How to Spot Misleading Election Maps
Election results often produce confusing cartography. Here’s how leading cartographers and data journalists approach the challenge of making (and reading) political graphics.
Seeing a lot of red on election night 2016 in New York City.
Photographer: EDUARDO MUNOZ ALVAREZ/AFPIn October 2019, in the lead-up to his impeachment trial, President Donald Trump tweeted a map of the 2016 U.S. presidential election, with results shown at the county level using the standard partisan color convention. The map — a sea of red, with the words “Try to impeach this” — generated an uproar, because it was highly misleading: The rural counties that supported Trump represent a lot of land mass, but don’t have nearly as many people as the urban ones that voted for Democratic candidate Hillary Clinton. Their numbers were concentrated, just as most of the support for this year’s Democratic candidate, Joe Biden, is likely to be.

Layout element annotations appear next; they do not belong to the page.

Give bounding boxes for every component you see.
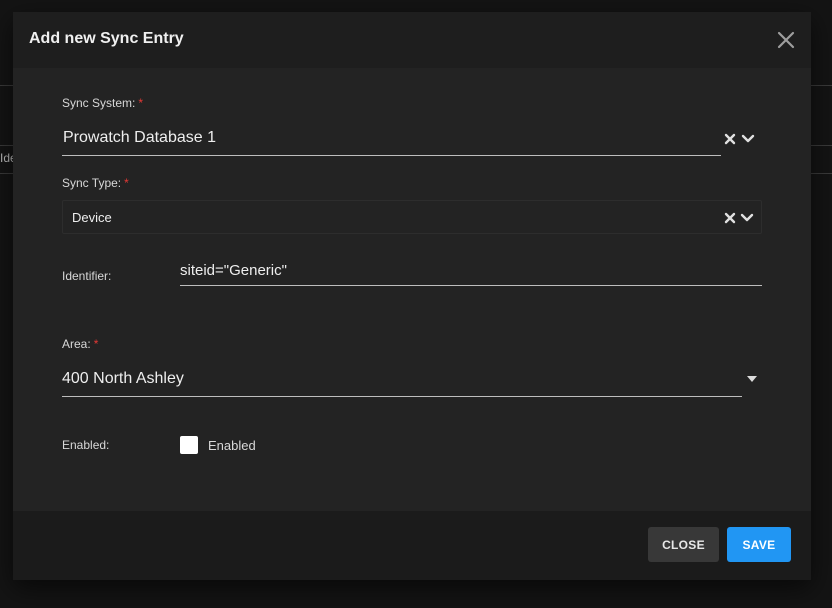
required-marker: * xyxy=(138,96,144,110)
required-marker: * xyxy=(124,176,129,190)
background-column-header: Ide xyxy=(0,151,14,165)
background-divider xyxy=(0,85,14,86)
dialog-footer: CLOSE SAVE xyxy=(13,511,811,580)
area-underline xyxy=(62,396,742,397)
dialog-header: Add new Sync Entry xyxy=(13,12,811,68)
background-divider xyxy=(811,145,832,146)
sync-system-label: Sync System: * xyxy=(62,96,143,110)
identifier-label: Identifier: xyxy=(62,269,112,283)
sync-type-label: Sync Type: * xyxy=(62,176,129,190)
add-sync-entry-dialog: Add new Sync Entry Sync System: * Prowatc… xyxy=(13,12,811,580)
save-button[interactable]: SAVE xyxy=(727,527,791,562)
close-button[interactable]: CLOSE xyxy=(648,527,719,562)
identifier-underline xyxy=(180,285,762,286)
sync-type-value: Device xyxy=(72,210,112,225)
area-value: 400 North Ashley xyxy=(62,370,184,387)
sync-system-underline xyxy=(62,155,721,156)
background-divider xyxy=(0,145,14,146)
enabled-checkbox[interactable] xyxy=(180,436,198,454)
caret-down-icon[interactable] xyxy=(746,375,758,383)
chevron-down-icon[interactable] xyxy=(740,212,754,224)
enabled-checkbox-label[interactable]: Enabled xyxy=(208,438,256,453)
area-label: Area: * xyxy=(62,337,98,351)
background-divider xyxy=(811,85,832,86)
background-divider xyxy=(0,173,14,174)
chevron-down-icon[interactable] xyxy=(741,133,755,145)
enabled-label: Enabled: xyxy=(62,438,110,452)
sync-type-select[interactable]: Device xyxy=(62,200,762,234)
dialog-title: Add new Sync Entry xyxy=(29,30,184,47)
identifier-value: siteid="Generic" xyxy=(180,262,287,279)
required-marker: * xyxy=(93,337,99,351)
clear-icon[interactable] xyxy=(724,212,736,224)
sync-type-label-text: Sync Type: xyxy=(62,176,122,190)
sync-system-label-text: Sync System: xyxy=(62,96,136,110)
close-icon[interactable] xyxy=(775,29,797,51)
sync-system-value: Prowatch Database 1 xyxy=(63,129,216,146)
background-divider xyxy=(811,173,832,174)
clear-icon[interactable] xyxy=(724,133,736,145)
area-label-text: Area: xyxy=(62,337,91,351)
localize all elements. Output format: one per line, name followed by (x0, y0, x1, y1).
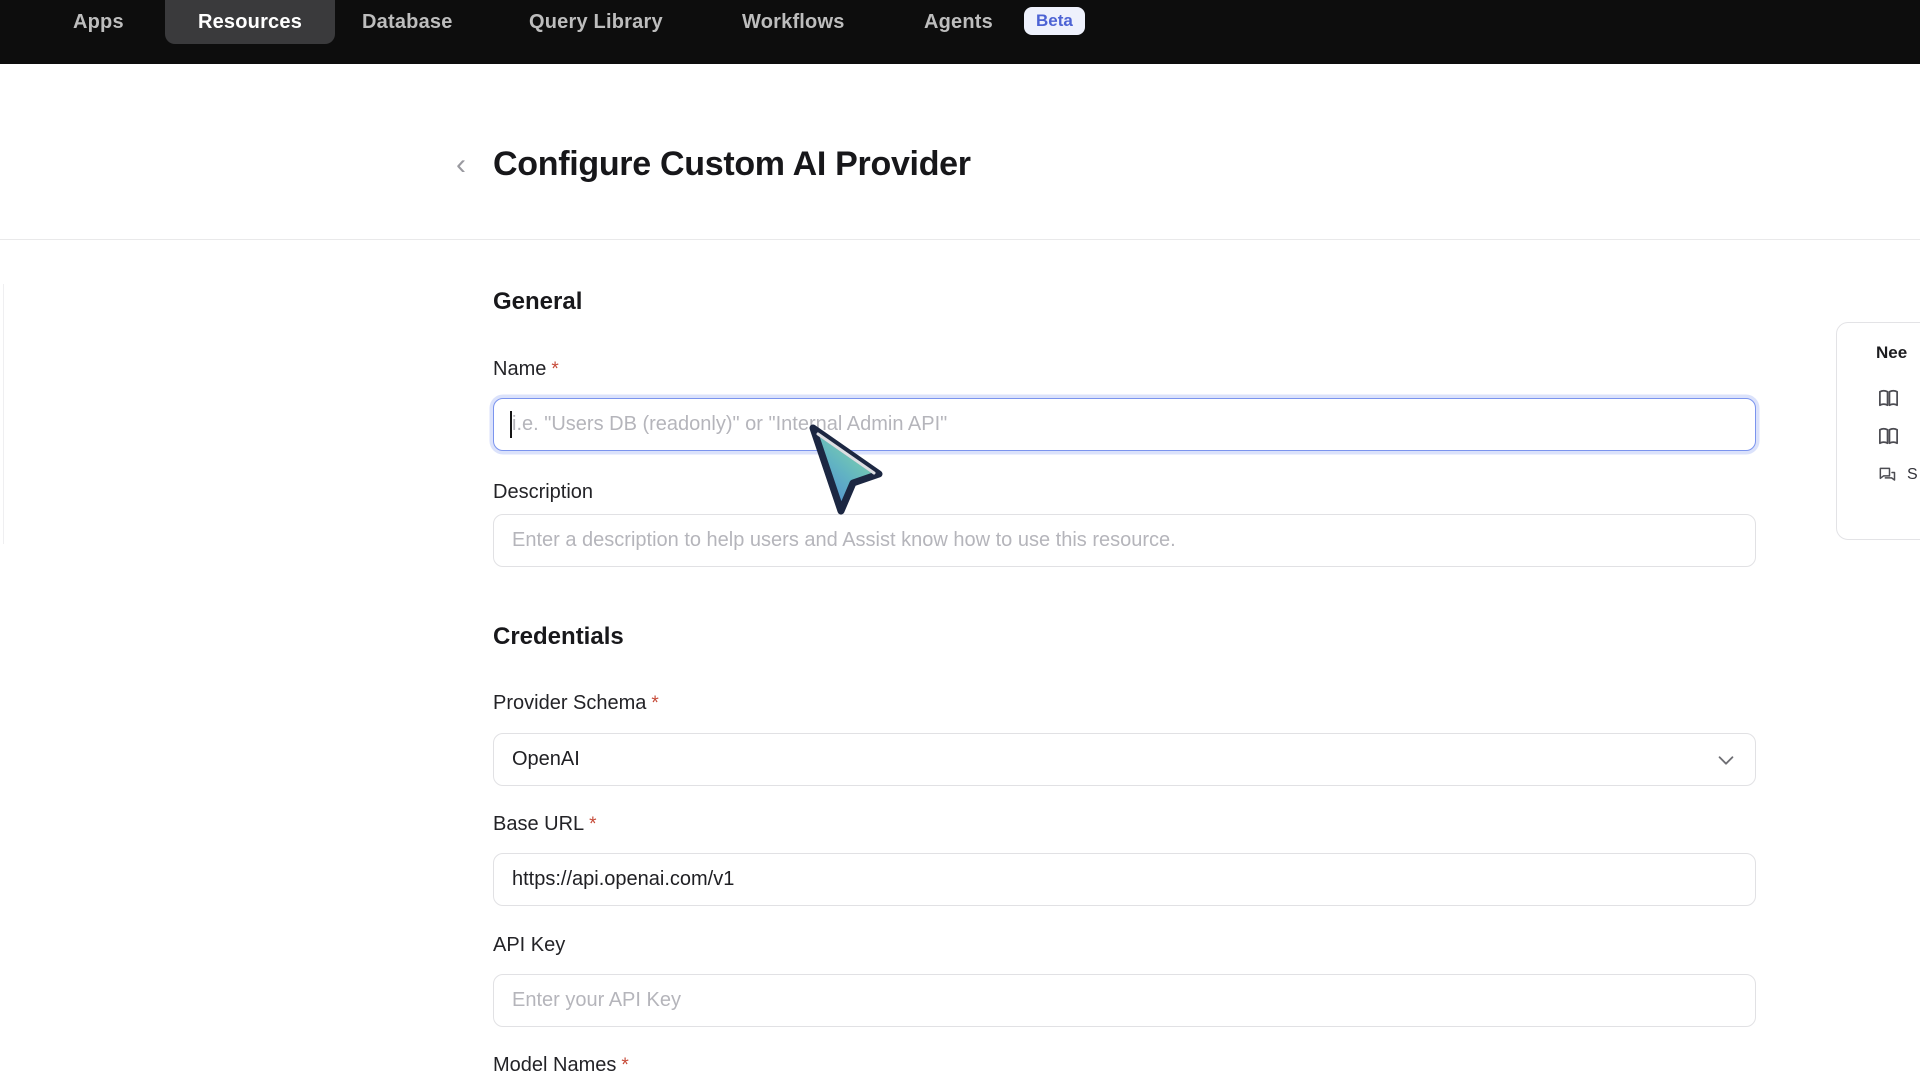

That infamous lesson in misleading maps is worth revisiting, because newscasts, websites and social media are likely to be full of similar-looking ones after the Nov. 3 election. Choropleth maps — or maps that use color, shading or patterns to show quantitative differences — are some of the most common ways to visualize how counties as well as states are voting, even though they rarely come with the important disclaimer that land doesn’t vote. In a year where uncertainty is the only certainty, a critical eye towards election-related graphics will serve truth-seeking readers well — as will a look at how other kinds of voting maps are underpinning the election in critical parts of the U.S.